The Kaska sailed on merrily.

In the last three years alone, Kaska First Nations, and their related groups, received more than $2 million in grants from the Yukon government.

That’s almost $500,000 more than first estimated in 2003.

Is there any substantial development in the southeast?

No.

Can the public obtain budgets and reports showing how the money was spent?

Only by filing an access to information request, The News was told by Energy, Mines and Resources officials.

Why?

Former Liard First Nation chief Daniel Morris confined and brutally assaulted his estranged common-law wife.

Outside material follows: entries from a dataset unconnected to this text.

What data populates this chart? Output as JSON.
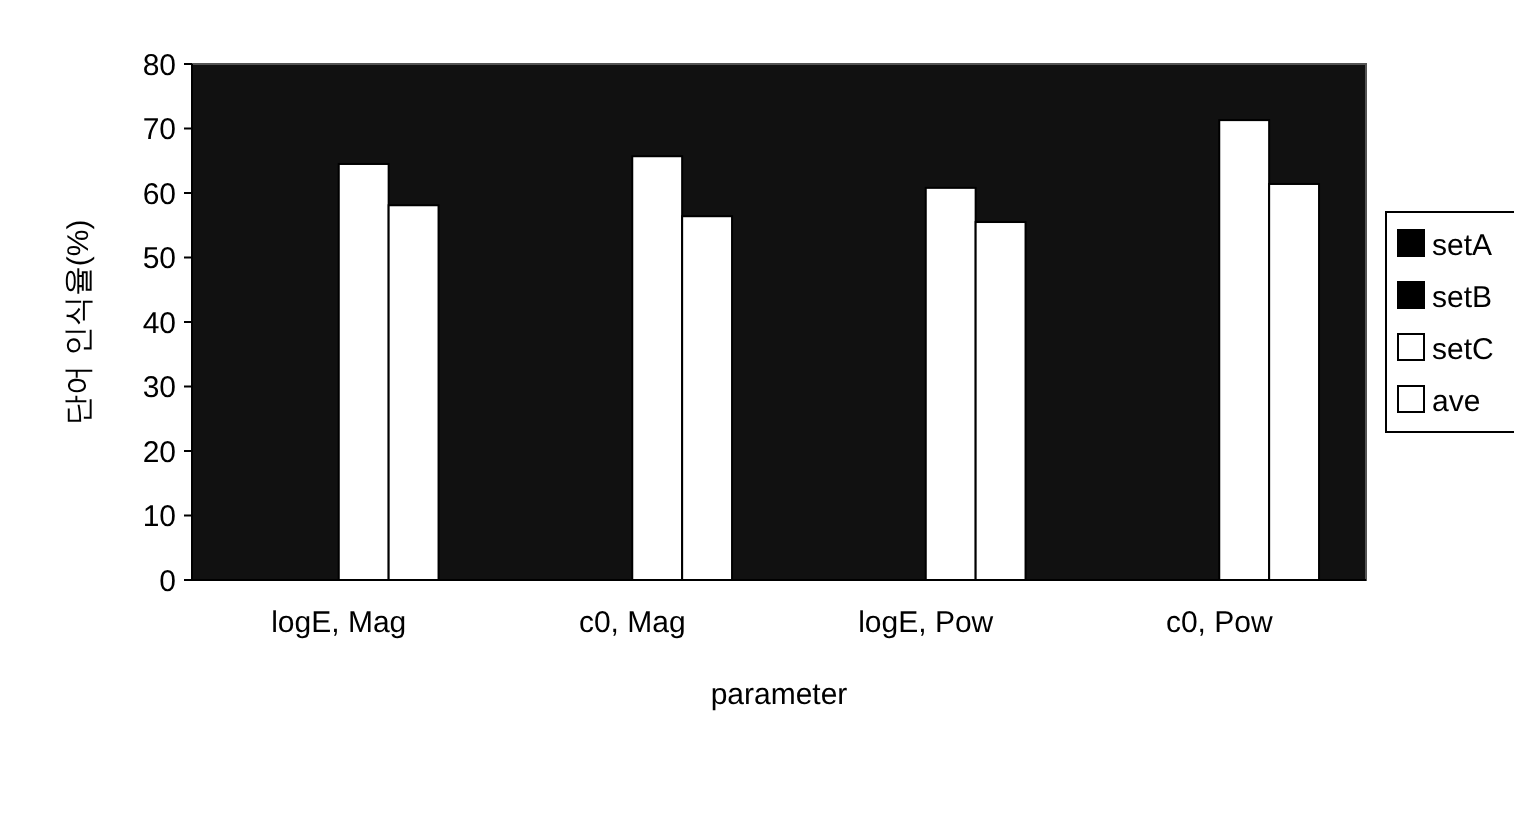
{
  "chart_data": {
    "type": "bar",
    "xlabel": "parameter",
    "ylabel": "단어 인식율(%)",
    "categories": [
      "logE, Mag",
      "c0, Mag",
      "logE, Pow",
      "c0, Pow"
    ],
    "ylim": [
      0,
      80
    ],
    "yticks": [
      0,
      10,
      20,
      30,
      40,
      50,
      60,
      70,
      80
    ],
    "legend": "right",
    "grid": false,
    "series": [
      {
        "name": "setA",
        "color": "#000000",
        "values": [
          null,
          null,
          null,
          null
        ]
      },
      {
        "name": "setB",
        "color": "#000000",
        "values": [
          null,
          null,
          null,
          null
        ]
      },
      {
        "name": "setC",
        "color": "#ffffff",
        "values": [
          64.5,
          65.7,
          60.8,
          71.3
        ]
      },
      {
        "name": "ave",
        "color": "#ffffff",
        "values": [
          58.1,
          56.4,
          55.5,
          61.4
        ]
      }
    ]
  }
}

Charged and convicted, he was stripped of his position and sent to jail.

In the aftermath of that conviction, the First Nation’s new chief, Liard McMillan, inherited an organization that was financially crippled, in spite of the generous Yukon government grants.

By all accounts, he’s trying to fix things.

Last year, McMillan instituted emergency measures to ensure the First Nation’s survival, laying off non-essential staff, suspending all travel and instituting pay cuts among remaining staff, including the chief and council.

As well, the new administration discovered that in fiscal year 2003, Morris, assorted councillors and cronies shared more than $300,000 in interest-free personal loans from band coffers during his last year as chief.

Currently, at McMillan’s request, the RCMP is conducting a criminal investigation into the First Nation’s affairs.

Neither the First Nation nor the RCMP will discuss the matter.

McMillan should be applauded for his efforts.

But this ongoing affair raises some troubling questions.

What, specifically, have the millions the territory poured into Kaska territory achieved?

Where has the money gone?

How much, if any, is missing?

With the matter under police investigation, the answers won’t come fast.